Water from Pinenut Creek fills a basin south of East Valley Road in late March.
Photo by Kurt Hildebrand.
There are millions of dollars in drainage work needed across Douglas County after last winter.
Estimates of work down in Topaz Ranch Estates just to recover from the winter are at $6-7 million in a community that raises around $250,000 a year to maintain its 26 miles of roads.
Engineering studies of Buckeye Creek estimate it could cost $44 million to not quite fix the issue. Key to that project is a retention basin in the conservation easement next to Grandview Estates just near East Valley Road.
A proposal to remove the conservation easement on almost 19 acres at Fish Springs and East Valley, much further south, would cost $415,00 for the property, which is often refilled by Pine Nut Creek. The smallest basin proposed by an engineering study prepared for the county could cost $7.6 million.
A dam at the top of the drainage would run $24.1 million, assuming the numbers don’t increase due to inflation between now and whenever that proposal arrives.
That County Engineer Jeremy Hutchings felt comfortable dubbing it the Hutchings High Dam at a public meeting is an indication of how likely it is to actually be built.
As he observed, dams are really expensive, and the county has a hard time putting together enough money to maintain its roads.

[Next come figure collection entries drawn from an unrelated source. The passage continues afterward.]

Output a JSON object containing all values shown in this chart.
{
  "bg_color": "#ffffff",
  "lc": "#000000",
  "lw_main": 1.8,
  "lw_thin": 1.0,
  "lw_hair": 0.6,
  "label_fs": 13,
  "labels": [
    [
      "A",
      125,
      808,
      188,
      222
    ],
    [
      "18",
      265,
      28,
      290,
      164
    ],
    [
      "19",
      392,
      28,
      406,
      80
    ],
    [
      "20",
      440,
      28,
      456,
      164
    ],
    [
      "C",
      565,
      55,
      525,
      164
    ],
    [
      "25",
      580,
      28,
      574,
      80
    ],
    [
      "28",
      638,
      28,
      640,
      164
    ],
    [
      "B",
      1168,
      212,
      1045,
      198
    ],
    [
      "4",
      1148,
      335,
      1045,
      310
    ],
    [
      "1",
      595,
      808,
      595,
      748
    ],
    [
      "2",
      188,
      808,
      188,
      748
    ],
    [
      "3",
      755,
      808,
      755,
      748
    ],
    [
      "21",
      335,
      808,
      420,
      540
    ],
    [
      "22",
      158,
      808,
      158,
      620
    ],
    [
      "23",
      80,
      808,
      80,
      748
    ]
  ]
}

One of the things that attracts people to Douglas County is also the thing that makes any sort of construction a gamble. With mountains all around, a big winter like the last one could deliver a bunch of water downhill before we’re even vaguely prepared.
We’re coming off the second record water year in the last half-dozen. Most of the intervening years leaned toward the dry side, which tends to lull residents into complacency. Whether we as a county decide to tackle flooding, it’s important for residents to remember that water had a lot to do with why the county looks the way it does.